Capita che mi si chieda consiglio sul modo per diventare attori. Per lo più si tratta di mamme ansiose che giurano sul talento dei figlioli e smaniano perché siano «introdotti nel mondo della televisione»: una confusione inerziale una vaga speranza, ma, anche, una cieca fiducia nel miracolo occupazionale dello spettacolo, stando dentro il quale si padroneggia il mondo o, per dirla con Longanesi, è sempre meglio che lavorare.
Io disilludo. Traccheggio e faccio il vago: non mi va d’esser drastico come sarebbe doveroso. Che pensino alla salute. Ai giovani che mi chiedono aiuto per «fare gli attori» dedico un trattamento più indulgente: che rinuncino finché sono in tempo. Se insistono, ho per loro un metodo in serbo che misura l’amore per il teatro e per l’arte: chiedo se saprebbero, all’occorrenza, fare una «carrettella» e di quale tipo. I teatranti veri ne conoscono almeno tre.
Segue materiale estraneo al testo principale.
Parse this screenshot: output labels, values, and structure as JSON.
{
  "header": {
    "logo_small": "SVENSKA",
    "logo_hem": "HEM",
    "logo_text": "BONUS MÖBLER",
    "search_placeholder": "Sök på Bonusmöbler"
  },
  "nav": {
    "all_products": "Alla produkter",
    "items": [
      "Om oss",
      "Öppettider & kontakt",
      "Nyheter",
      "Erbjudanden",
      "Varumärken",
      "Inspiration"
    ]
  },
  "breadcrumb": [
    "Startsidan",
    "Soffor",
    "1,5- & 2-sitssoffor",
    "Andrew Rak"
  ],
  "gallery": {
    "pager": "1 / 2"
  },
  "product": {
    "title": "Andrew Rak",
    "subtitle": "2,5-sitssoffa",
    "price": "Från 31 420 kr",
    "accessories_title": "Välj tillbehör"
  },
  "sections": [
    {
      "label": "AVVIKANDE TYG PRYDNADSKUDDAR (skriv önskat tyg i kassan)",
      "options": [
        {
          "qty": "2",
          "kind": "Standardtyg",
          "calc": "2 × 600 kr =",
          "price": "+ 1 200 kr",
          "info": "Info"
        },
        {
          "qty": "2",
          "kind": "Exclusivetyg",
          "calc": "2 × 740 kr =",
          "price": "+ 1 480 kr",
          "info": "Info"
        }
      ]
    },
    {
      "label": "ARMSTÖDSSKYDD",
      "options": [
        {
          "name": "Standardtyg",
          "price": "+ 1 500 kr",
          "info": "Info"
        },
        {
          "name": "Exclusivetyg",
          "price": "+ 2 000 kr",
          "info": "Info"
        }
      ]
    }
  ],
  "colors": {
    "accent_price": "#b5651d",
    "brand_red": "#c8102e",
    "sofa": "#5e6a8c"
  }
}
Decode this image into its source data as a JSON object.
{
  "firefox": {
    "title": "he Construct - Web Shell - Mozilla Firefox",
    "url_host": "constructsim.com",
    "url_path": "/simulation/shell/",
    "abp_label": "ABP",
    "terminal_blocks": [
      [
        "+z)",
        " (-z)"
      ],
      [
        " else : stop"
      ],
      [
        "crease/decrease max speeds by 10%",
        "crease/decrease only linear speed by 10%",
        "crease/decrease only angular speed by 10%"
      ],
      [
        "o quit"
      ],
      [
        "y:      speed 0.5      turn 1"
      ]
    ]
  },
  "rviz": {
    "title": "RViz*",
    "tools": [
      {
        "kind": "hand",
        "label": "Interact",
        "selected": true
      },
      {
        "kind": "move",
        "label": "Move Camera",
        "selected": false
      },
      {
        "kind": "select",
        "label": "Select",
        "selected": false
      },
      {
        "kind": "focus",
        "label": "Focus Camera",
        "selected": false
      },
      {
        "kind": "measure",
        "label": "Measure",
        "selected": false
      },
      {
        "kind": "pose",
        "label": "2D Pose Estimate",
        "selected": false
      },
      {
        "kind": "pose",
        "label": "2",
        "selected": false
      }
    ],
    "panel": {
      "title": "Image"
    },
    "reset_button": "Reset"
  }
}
Una sola volta un tale, in un provino, vagamente accennò un tentativo, fece una «carrettella» classica di primo tipo: era, però, uno stagionato dilettante che lavorava in banca e gli consigliai di non abbandonare lo sportello che, in genere, da più soddisfazioni del botteghino.
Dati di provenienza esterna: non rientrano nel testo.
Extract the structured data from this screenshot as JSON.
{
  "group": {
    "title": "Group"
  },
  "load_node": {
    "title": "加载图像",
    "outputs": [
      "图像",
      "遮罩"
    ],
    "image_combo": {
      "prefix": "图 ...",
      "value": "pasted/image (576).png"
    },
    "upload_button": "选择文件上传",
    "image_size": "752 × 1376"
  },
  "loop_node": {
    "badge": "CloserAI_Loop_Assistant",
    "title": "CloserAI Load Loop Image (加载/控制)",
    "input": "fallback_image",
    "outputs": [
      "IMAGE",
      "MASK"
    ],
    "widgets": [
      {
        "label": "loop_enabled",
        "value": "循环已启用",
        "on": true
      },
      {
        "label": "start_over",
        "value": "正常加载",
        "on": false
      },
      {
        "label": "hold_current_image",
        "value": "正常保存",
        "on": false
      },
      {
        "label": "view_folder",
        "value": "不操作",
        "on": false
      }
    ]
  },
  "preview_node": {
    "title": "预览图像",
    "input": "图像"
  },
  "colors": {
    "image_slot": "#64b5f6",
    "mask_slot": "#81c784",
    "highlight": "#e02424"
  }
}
Ma che cos’è la «carrettella»? È un vecchio trucco degli attori per enfatizzare le battute, soprattutto quelle d’uscita di scena e si applica trascinando le parole o le movenze per accompagnare la sortita e istigare l’applauso. Ci vuole talento ed esperienza per non farla diventare una «guittata». La «carrettella» più usata consiste nell’ultimare la battuta, nel fare, poi, passi lenti verso la quinta, nel fermarsi improvvisamente come per una finta e nel ripetere con timbro conclusivo le ultime parole e, poi, guadagnare con decisione l’uscita. L’applauso è quasi garantito. In teatro, si sa, niente è sicuro.
Sto per fare una «carrettella», una meta- «carrettella» preventiva in risposta a qualcuno che non si stanca di sparare monologhi per consenzienti o uno di quei discorsi densi, prolissi, autoreferenziali, che fanno la gioia dei filodrammatici. I protagonisti, quelli abili ed esperti scansano queste partacchioneche, in gergo di palcoscenico, si chiamano «tinche». Con questo termine di origine misteriosa si definisce, appunto una parte ingente, ma senza fascino e poco originale.
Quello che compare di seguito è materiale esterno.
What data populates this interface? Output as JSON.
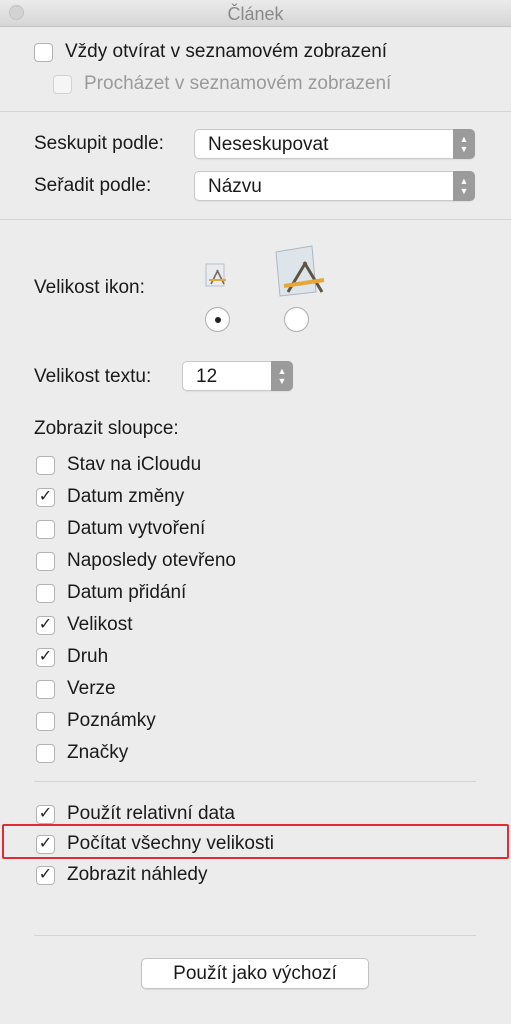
{
  "window": {
    "title": "Článek"
  },
  "list_view": {
    "always_open_label": "Vždy otvírat v seznamovém zobrazení",
    "always_open_checked": false,
    "browse_label": "Procházet v seznamovém zobrazení",
    "browse_checked": false
  },
  "group_by": {
    "label": "Seskupit podle:",
    "value": "Neseskupovat"
  },
  "sort_by": {
    "label": "Seřadit podle:",
    "value": "Názvu"
  },
  "icon_size": {
    "label": "Velikost ikon:",
    "selected": "small"
  },
  "text_size": {
    "label": "Velikost textu:",
    "value": "12"
  },
  "columns": {
    "label": "Zobrazit sloupce:",
    "items": [
      {
        "label": "Stav na iCloudu",
        "checked": false
      },
      {
        "label": "Datum změny",
        "checked": true
      },
      {
        "label": "Datum vytvoření",
        "checked": false
      },
      {
        "label": "Naposledy otevřeno",
        "checked": false
      },
      {
        "label": "Datum přidání",
        "checked": false
      },
      {
        "label": "Velikost",
        "checked": true
      },
      {
        "label": "Druh",
        "checked": true
      },
      {
        "label": "Verze",
        "checked": false
      },
      {
        "label": "Poznámky",
        "checked": false
      },
      {
        "label": "Značky",
        "checked": false
      }
    ]
  },
  "options": {
    "items": [
      {
        "label": "Použít relativní data",
        "checked": true
      },
      {
        "label": "Počítat všechny velikosti",
        "checked": true
      },
      {
        "label": "Zobrazit náhledy",
        "checked": true
      }
    ]
  },
  "default_button": {
    "label": "Použít jako výchozí"
  },
  "colors": {
    "highlight": "#e02c35",
    "stepper": "#9b9b9b",
    "background": "#ececec"
  },
  "icons": {
    "check": "✓",
    "stepper_up": "▲",
    "stepper_down": "▼"
  }
}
Mi riferisco all’autocelebrazione di titolari e tenutari di «strutture teatrali» che, giustamente, da par loro, si prodigano in un bilancio apologetico delle proprie compagnie o comitive che siano, per arrivare, ed ecco la carrettella, molto meno giusta, a reclamare ed ottenere per sé e per i propri cari che Comune e Regione, soprattutto, li mantengano in vita. In Puglia, per giunta, lavora il «Consorzio del Teatro Pubblico Pugliese»: fa l’impresario distribuendo nei Comuni pagatori repertori scelti con criteri misteriosi. Se il Consorzio è Pubblico è, mi sembra tautologico, destinato a produrlo, il Teatro, prima che nel distribuire quello fatto da altri soggetti pubblici o privati con altrettanto misteriosi criteri.
Nessuno può proclamare, mettendo le mani avanti, troppo avanti, di aver diritto più di altri all’uso o alla gestione delle strutture pubbliche. Le compagnie private, anche se foraggiate col denaro pubblico (contraddizione grottesca come diceva Eduardo), restino tali, salvo che non si sciolgano per misurarsi, con gli altri della libera comunità regionale, nel progettare un teatro Nazionale di Puglia. Come vuole la legge! Il magnifico, restaurato Teatro Piccinni ne sarebbe la casa ideale. L’amministrazione dice che non ci sono i soldi. Li trovino i soldi. Stanno lì per questo.
Il tema è stagionato e comprende l’idea in me ostinatissima, della fondazione di un Teatro Stabile. Bari, da sempre, ne avrebbe avuto bisogno: l’unica vera struttura seria per garantire civiltà teatrale al territorio e sbocco professionale ai veri talenti che pure la nostra terra sa generare.
Una triste e risaputa storia di localismi e di personalismi rapaci, di miopia politica e arretratezza culturale, d’invidie, di difese d’orticelli magri e insignificanti, di miserie provinciali, di un ritagliarsi posizioni di sopravvivenza macilenta e di potere rionale e di mani avanti, appunto, hanno sempre impedito la nascita di una struttura culturale di rango nazionale ed europeo cui Bari aveva diritto. Ogni tentativo è stato frustrato non solo con la solita quadriglia del trascinare le discussioni in eterno o con il rinvio metodico e le contrapposizioni cavillose al limite della sedizione, ma anche con illeciti veri e propri. Pur di impedire ad altri le occasioni per cui si sentivano inadeguati, i sabotatori di mestiere hanno lavorato sodo e bene.
E pensare che fu proprio un grande Pugliese a ideare e dare fisionomia originale al modello migliore di Teatro Stabile d’Europa: il Piccolo di Milano. Si chiamava Paolo Grassi. È bene ricordarlo ai miei concittadini che si sono distratti fino ad oggi con illusioni, eventi, elargizioni, feste, farine e spiagge. Meditiamo. E nessuno metta le mani avanti, verso alcun teatro. Quando uscii di scena dalla mia città, molti anni fa, mi rimase in gola una battuta. «Apriamo il sipario di un teatro Nazionale a Bari!». Ecco, l’ho detta. Una carrettella classica. La dedico a Egidio Pani che questa storia la sa. L’altro ieri è stato il suo onomastico.